In Evil and Creation, David J. Luy, Matthew Levering, and George Kalantzis collect essays investigating how the doctrine of creation relates to moral and physical evil. Essayists pursue philosophical and theological analyses of evil rather than neatly solving the problem of evil itself. Including contributions from Constantine Campbell, Paul Blowers, and Paul Gavrilyuk, this volume draws upon biblical and patristic voices to produce constructive theology, considering topics ranging from vanity in Ecclesiastes and its patristic interpreters to animal suffering.
Readers will gain a broader appreciation of evil and how to faithfully respond to it as well as a renewed hope in God as creator and judge.
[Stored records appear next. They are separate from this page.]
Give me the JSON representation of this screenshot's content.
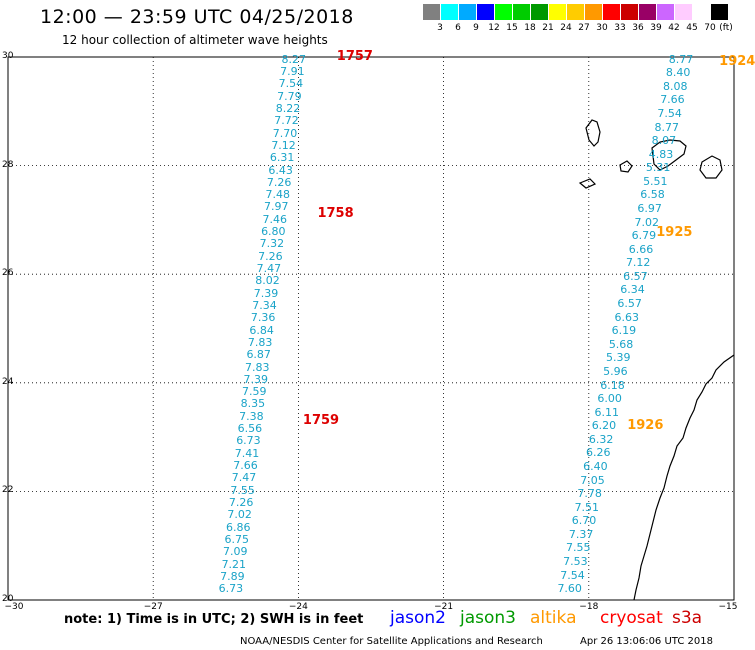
{
  "header": {
    "title": "12:00 — 23:59 UTC 04/25/2018",
    "subtitle": "12 hour collection of altimeter wave heights"
  },
  "color_scale": {
    "labels": [
      "3",
      "6",
      "9",
      "12",
      "15",
      "18",
      "21",
      "24",
      "27",
      "30",
      "33",
      "36",
      "39",
      "42",
      "45",
      "70"
    ],
    "unit": "(ft)",
    "colors": [
      "#808080",
      "#00ffff",
      "#00aaff",
      "#0000ff",
      "#00ff00",
      "#00cc00",
      "#009900",
      "#ffff00",
      "#ffcc00",
      "#ff9900",
      "#ff0000",
      "#cc0000",
      "#990066",
      "#cc66ff",
      "#ffccff",
      "#ffffff",
      "#000000"
    ]
  },
  "axes": {
    "lat_labels": [
      "30",
      "28",
      "26",
      "24",
      "22",
      "20"
    ],
    "lon_labels": [
      "−30",
      "−27",
      "−24",
      "−21",
      "−18",
      "−15"
    ]
  },
  "tracks": [
    {
      "lon_start": -24.1,
      "lon_end": -25.4,
      "values": [
        "8.27",
        "7.91",
        "7.54",
        "7.79",
        "8.22",
        "7.72",
        "7.70",
        "7.12",
        "6.31",
        "6.43",
        "7.26",
        "7.48",
        "7.97",
        "7.46",
        "6.80",
        "7.32",
        "7.26",
        "7.47",
        "8.02",
        "7.39",
        "7.34",
        "7.36",
        "6.84",
        "7.83",
        "6.87",
        "7.83",
        "7.39",
        "7.59",
        "8.35",
        "7.38",
        "6.56",
        "6.73",
        "7.41",
        "7.66",
        "7.47",
        "7.55",
        "7.26",
        "7.02",
        "6.86",
        "6.75",
        "7.09",
        "7.21",
        "7.89",
        "6.73"
      ],
      "time_labels": [
        {
          "text": "1757",
          "lat": 30.0,
          "lon": -23.0
        },
        {
          "text": "1758",
          "lat": 27.1,
          "lon": -23.4
        },
        {
          "text": "1759",
          "lat": 23.3,
          "lon": -23.7
        }
      ]
    },
    {
      "lon_start": -16.1,
      "lon_end": -18.4,
      "values": [
        "8.77",
        "8.40",
        "8.08",
        "7.66",
        "7.54",
        "8.77",
        "8.07",
        "4.83",
        "5.31",
        "5.51",
        "6.58",
        "6.97",
        "7.02",
        "6.79",
        "6.66",
        "7.12",
        "6.57",
        "6.34",
        "6.57",
        "6.63",
        "6.19",
        "5.68",
        "5.39",
        "5.96",
        "6.18",
        "6.00",
        "6.11",
        "6.20",
        "6.32",
        "6.26",
        "6.40",
        "7.05",
        "7.78",
        "7.51",
        "6.70",
        "7.37",
        "7.55",
        "7.53",
        "7.54",
        "7.60"
      ],
      "time_labels": [
        {
          "text": "1924",
          "lat": 29.9,
          "lon": -15.1
        },
        {
          "text": "1925",
          "lat": 26.75,
          "lon": -16.4
        },
        {
          "text": "1926",
          "lat": 23.2,
          "lon": -17.0
        }
      ]
    }
  ],
  "legend": {
    "note": "note: 1) Time is in UTC; 2) SWH is in feet",
    "satellites": [
      {
        "name": "jason2",
        "color": "#0000ff"
      },
      {
        "name": "jason3",
        "color": "#009900"
      },
      {
        "name": "altika",
        "color": "#ff9900"
      },
      {
        "name": "cryosat",
        "color": "#ff0000"
      },
      {
        "name": "s3a",
        "color": "#cc0000"
      }
    ]
  },
  "footer": {
    "credit": "NOAA/NESDIS Center for Satellite Applications and Research",
    "timestamp": "Apr 26 13:06:06 UTC 2018"
  },
  "colors": {
    "wave_value": "#1aa3c8",
    "time_red": "#dd0000",
    "time_orange": "#ff9900"
  }
}
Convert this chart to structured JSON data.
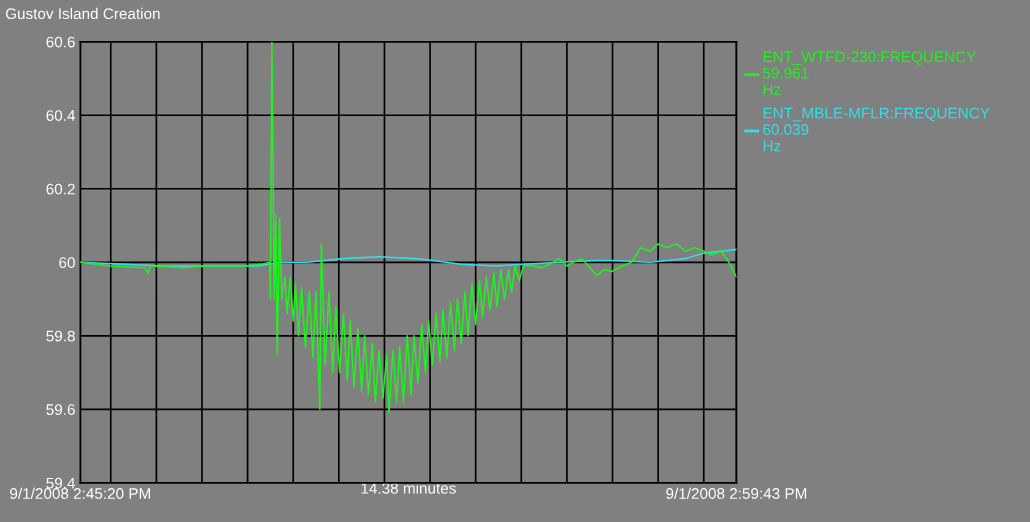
{
  "chart_data": {
    "type": "line",
    "title": "Gustov Island Creation",
    "xlabel": "14.38 minutes",
    "xlim": [
      "2008-09-01T14:45:20",
      "2008-09-01T14:59:43"
    ],
    "xticks": [
      {
        "value": "2008-09-01T14:45:20",
        "label": "9/1/2008 2:45:20 PM"
      },
      {
        "value": "2008-09-01T14:46:00",
        "label": null
      },
      {
        "value": "2008-09-01T14:47:00",
        "label": null
      },
      {
        "value": "2008-09-01T14:48:00",
        "label": null
      },
      {
        "value": "2008-09-01T14:49:00",
        "label": null
      },
      {
        "value": "2008-09-01T14:50:00",
        "label": null
      },
      {
        "value": "2008-09-01T14:51:00",
        "label": null
      },
      {
        "value": "2008-09-01T14:52:00",
        "label": null
      },
      {
        "value": "2008-09-01T14:53:00",
        "label": null
      },
      {
        "value": "2008-09-01T14:54:00",
        "label": null
      },
      {
        "value": "2008-09-01T14:55:00",
        "label": null
      },
      {
        "value": "2008-09-01T14:56:00",
        "label": null
      },
      {
        "value": "2008-09-01T14:57:00",
        "label": null
      },
      {
        "value": "2008-09-01T14:58:00",
        "label": null
      },
      {
        "value": "2008-09-01T14:59:00",
        "label": null
      },
      {
        "value": "2008-09-01T14:59:43",
        "label": "9/1/2008 2:59:43 PM"
      }
    ],
    "ylim": [
      59.4,
      60.6
    ],
    "yticks": [
      59.4,
      59.6,
      59.8,
      60,
      60.2,
      60.4,
      60.6
    ],
    "grid": true,
    "legend": "top right",
    "line_style": "solid",
    "annotations": [
      "59.961",
      "Hz",
      "60.039",
      "Hz"
    ],
    "series": [
      {
        "name": "ENT_WTFD-230:FREQUENCY",
        "color": "#22ee22",
        "x": [
          "2008-09-01T14:45:20",
          "2008-09-01T14:45:58",
          "2008-09-01T14:46:45",
          "2008-09-01T14:46:49",
          "2008-09-01T14:46:52",
          "2008-09-01T14:47:33",
          "2008-09-01T14:48:08",
          "2008-09-01T14:48:56",
          "2008-09-01T14:49:19",
          "2008-09-01T14:49:29",
          "2008-09-01T14:49:30",
          "2008-09-01T14:49:32",
          "2008-09-01T14:49:35",
          "2008-09-01T14:49:37",
          "2008-09-01T14:49:39",
          "2008-09-01T14:49:42",
          "2008-09-01T14:49:45",
          "2008-09-01T14:49:49",
          "2008-09-01T14:49:52",
          "2008-09-01T14:49:56",
          "2008-09-01T14:50:00",
          "2008-09-01T14:50:03",
          "2008-09-01T14:50:07",
          "2008-09-01T14:50:11",
          "2008-09-01T14:50:16",
          "2008-09-01T14:50:21",
          "2008-09-01T14:50:26",
          "2008-09-01T14:50:30",
          "2008-09-01T14:50:35",
          "2008-09-01T14:50:37",
          "2008-09-01T14:50:42",
          "2008-09-01T14:50:47",
          "2008-09-01T14:50:52",
          "2008-09-01T14:50:56",
          "2008-09-01T14:51:01",
          "2008-09-01T14:51:06",
          "2008-09-01T14:51:11",
          "2008-09-01T14:51:15",
          "2008-09-01T14:51:20",
          "2008-09-01T14:51:25",
          "2008-09-01T14:51:30",
          "2008-09-01T14:51:34",
          "2008-09-01T14:51:39",
          "2008-09-01T14:51:44",
          "2008-09-01T14:51:48",
          "2008-09-01T14:51:53",
          "2008-09-01T14:51:58",
          "2008-09-01T14:52:03",
          "2008-09-01T14:52:06",
          "2008-09-01T14:52:11",
          "2008-09-01T14:52:16",
          "2008-09-01T14:52:20",
          "2008-09-01T14:52:25",
          "2008-09-01T14:52:30",
          "2008-09-01T14:52:35",
          "2008-09-01T14:52:39",
          "2008-09-01T14:52:44",
          "2008-09-01T14:52:49",
          "2008-09-01T14:52:54",
          "2008-09-01T14:52:58",
          "2008-09-01T14:53:03",
          "2008-09-01T14:53:08",
          "2008-09-01T14:53:13",
          "2008-09-01T14:53:17",
          "2008-09-01T14:53:22",
          "2008-09-01T14:53:27",
          "2008-09-01T14:53:32",
          "2008-09-01T14:53:36",
          "2008-09-01T14:53:41",
          "2008-09-01T14:53:46",
          "2008-09-01T14:53:50",
          "2008-09-01T14:53:55",
          "2008-09-01T14:54:00",
          "2008-09-01T14:54:05",
          "2008-09-01T14:54:09",
          "2008-09-01T14:54:14",
          "2008-09-01T14:54:19",
          "2008-09-01T14:54:24",
          "2008-09-01T14:54:28",
          "2008-09-01T14:54:33",
          "2008-09-01T14:54:38",
          "2008-09-01T14:54:43",
          "2008-09-01T14:54:47",
          "2008-09-01T14:54:52",
          "2008-09-01T14:54:57",
          "2008-09-01T14:55:03",
          "2008-09-01T14:55:15",
          "2008-09-01T14:55:26",
          "2008-09-01T14:55:38",
          "2008-09-01T14:55:50",
          "2008-09-01T14:56:00",
          "2008-09-01T14:56:08",
          "2008-09-01T14:56:20",
          "2008-09-01T14:56:32",
          "2008-09-01T14:56:40",
          "2008-09-01T14:56:49",
          "2008-09-01T14:56:59",
          "2008-09-01T14:57:13",
          "2008-09-01T14:57:25",
          "2008-09-01T14:57:37",
          "2008-09-01T14:57:49",
          "2008-09-01T14:58:00",
          "2008-09-01T14:58:12",
          "2008-09-01T14:58:24",
          "2008-09-01T14:58:36",
          "2008-09-01T14:58:48",
          "2008-09-01T14:59:00",
          "2008-09-01T14:59:11",
          "2008-09-01T14:59:23",
          "2008-09-01T14:59:33",
          "2008-09-01T14:59:43"
        ],
        "values": [
          60.0,
          59.99,
          59.985,
          59.97,
          59.99,
          59.985,
          59.99,
          59.99,
          59.995,
          60.0,
          59.9,
          60.6,
          59.9,
          60.13,
          59.75,
          60.12,
          59.9,
          59.96,
          59.86,
          59.96,
          59.84,
          59.94,
          59.8,
          59.93,
          59.77,
          59.92,
          59.74,
          59.92,
          59.6,
          60.05,
          59.72,
          59.92,
          59.7,
          59.88,
          59.7,
          59.86,
          59.68,
          59.84,
          59.66,
          59.82,
          59.65,
          59.8,
          59.64,
          59.78,
          59.62,
          59.76,
          59.63,
          59.75,
          59.59,
          59.76,
          59.62,
          59.77,
          59.62,
          59.8,
          59.64,
          59.8,
          59.67,
          59.83,
          59.7,
          59.84,
          59.72,
          59.86,
          59.73,
          59.87,
          59.74,
          59.89,
          59.76,
          59.9,
          59.78,
          59.92,
          59.8,
          59.94,
          59.83,
          59.95,
          59.85,
          59.96,
          59.87,
          59.97,
          59.88,
          59.98,
          59.9,
          59.98,
          59.92,
          59.99,
          59.95,
          59.99,
          59.99,
          59.985,
          59.995,
          60.01,
          59.99,
          60.0,
          60.01,
          59.98,
          59.965,
          59.98,
          59.975,
          59.99,
          60.0,
          60.04,
          60.03,
          60.05,
          60.04,
          60.05,
          60.03,
          60.04,
          60.03,
          60.02,
          60.03,
          60.0,
          59.96
        ]
      },
      {
        "name": "ENT_MBLE-MFLR:FREQUENCY",
        "color": "#33dde8",
        "x": [
          "2008-09-01T14:45:20",
          "2008-09-01T14:47:09",
          "2008-09-01T14:48:56",
          "2008-09-01T14:49:13",
          "2008-09-01T14:49:43",
          "2008-09-01T14:50:18",
          "2008-09-01T14:51:06",
          "2008-09-01T14:51:53",
          "2008-09-01T14:52:41",
          "2008-09-01T14:53:04",
          "2008-09-01T14:53:40",
          "2008-09-01T14:54:27",
          "2008-09-01T14:55:03",
          "2008-09-01T14:55:50",
          "2008-09-01T14:56:37",
          "2008-09-01T14:57:01",
          "2008-09-01T14:57:49",
          "2008-09-01T14:58:12",
          "2008-09-01T14:58:36",
          "2008-09-01T14:59:00",
          "2008-09-01T14:59:23",
          "2008-09-01T14:59:43"
        ],
        "values": [
          60.0,
          59.99,
          59.99,
          59.99,
          60.0,
          60.0,
          60.01,
          60.015,
          60.01,
          60.005,
          59.995,
          59.99,
          59.995,
          60.0,
          60.005,
          60.005,
          60.0,
          60.005,
          60.01,
          60.025,
          60.03,
          60.035
        ]
      }
    ]
  }
}
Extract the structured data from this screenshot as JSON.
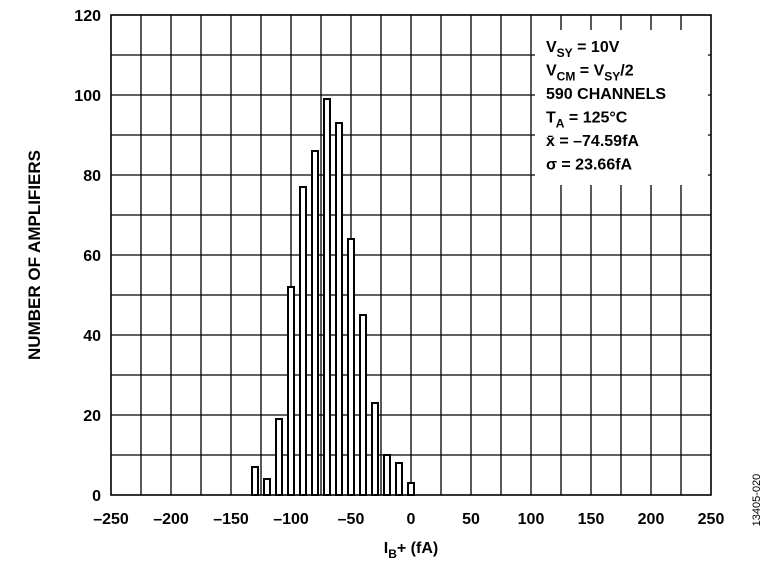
{
  "chart_data": {
    "type": "bar",
    "x": [
      -130,
      -120,
      -110,
      -100,
      -90,
      -80,
      -70,
      -60,
      -50,
      -40,
      -30,
      -20,
      -10,
      0
    ],
    "values": [
      7,
      4,
      19,
      52,
      77,
      86,
      99,
      93,
      64,
      45,
      23,
      10,
      8,
      3
    ],
    "color": "#ffffff",
    "xlim": [
      -250,
      250
    ],
    "xticks": [
      {
        "value": -250,
        "label": "–250"
      },
      {
        "value": -200,
        "label": "–200"
      },
      {
        "value": -150,
        "label": "–150"
      },
      {
        "value": -100,
        "label": "–100"
      },
      {
        "value": -50,
        "label": "–50"
      },
      0,
      50,
      100,
      150,
      200,
      250
    ],
    "ylim": [
      0,
      120
    ],
    "yticks": [
      0,
      20,
      40,
      60,
      80,
      100,
      120
    ],
    "xgrid_lines": [
      -225,
      -200,
      -175,
      -150,
      -125,
      -100,
      -75,
      -50,
      -25,
      0,
      25,
      50,
      75,
      100,
      125,
      150,
      175,
      200,
      225
    ],
    "ygrid_lines": [
      10,
      20,
      30,
      40,
      50,
      60,
      70,
      80,
      90,
      100,
      110
    ],
    "grid": true,
    "ylabel": "NUMBER OF AMPLIFIERS",
    "xlabel": [
      "I",
      "B",
      "+ (fA)"
    ],
    "annotation": [
      [
        "V",
        "SY",
        " = 10V"
      ],
      [
        "V",
        "CM",
        " = V",
        "SY",
        "/2"
      ],
      [
        "590 CHANNELS"
      ],
      [
        "T",
        "A",
        " = 125°C"
      ],
      [
        "x̄ = –74.59fA"
      ],
      [
        "σ = 23.66fA"
      ]
    ],
    "figure_id": "13405-020"
  }
}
A very welcome collection of essays on the perennial problem of evil, or rather reflections, drawing upon the wide breadth of the Christian tradition, that offer theological responses to the existence of evil and suffering, and their place in creation, and deepen our understanding of the mystery of God and ourselves: a rich feast on which to be nourished!
–Fr. John Behr, Regius Chair of Humanity, University of Aberdeen
Evil is more than a theodicy issue: it has the potential to purify our understanding and so to deepen our theological endeavors. By placing our experience of suffering within a broader theological context, Evil and Creation enhances our understanding of the doctrine of creation. The result is a rich variety of reflections on topics such as evolution, animal death, intellectual disability, sabbath, and covenant.
–Hans Boersma, Saint Benedict Servants of Christ Chair in Ascetical Theology, Nashotah House Theological Seminary
Ever since Hume, “the problem of evil” has widely been seen as the ultimate argument against religious faith: if our world is the creation of a God who is supremely just, supremely loving, and supremely powerful, how can it continue to be so much characterized by unwarranted suffering, and wounded so much by deliberate human malice? Since earliest times, literature has grappled with this question in various forms, the Bible and the Christian theological tradition have struggled to answer it, philosophers secular and religious have continued to address it – without a consistent or conclusive response. This volume brings together a collection of Biblical scholars, students of early Christianity, contemporary theologians, and thoughtful readers of literature who consider again aspects of the relationship of faith to our experience of evil, both individual and universal. The result is consistently informative, widely provocative, and often unsettling – redefining the boundaries of the questions we ask and putting into new light the answers we look for. It is a rich and significant contribution to our continuing search for long-term meaning in our history.
–Brian E. Daly, SJ, Catherine F. Huisking Professor Emeritus, University of Notre Dame
Studies in Historical and Systematic Theology is a peer-reviewed series of contemporary monographs exploring key figures, themes, and issues in historical and systematic theology from an evangelical perspective.
Learn more about the other titles in this series.
David J. Luy (PhD, Marquette University) is associate professor of biblical and systematic theology at Trinity Evangelical Divinity School. He is the author of Dominus Mortis: Martin Luther on the Incorruptibility of Christ.
Matthew Levering (PhD, Boston College) is James N. and Mary D. Perry Jr. Chair of Theology at Mundelein Seminary. He is the author of numerous books, including Participatory Biblical Exegesis, Engaging the Doctrine of Creation, and Dying and the Virtues.
George Kalantzis (PhD, Northwestern University) is professor of theology at Wheaton College and the director of The Wheaton Center for Early Christian Studies. He is the author of Caesar and the Lamb: Early Christian Attitudes on War and Military Science.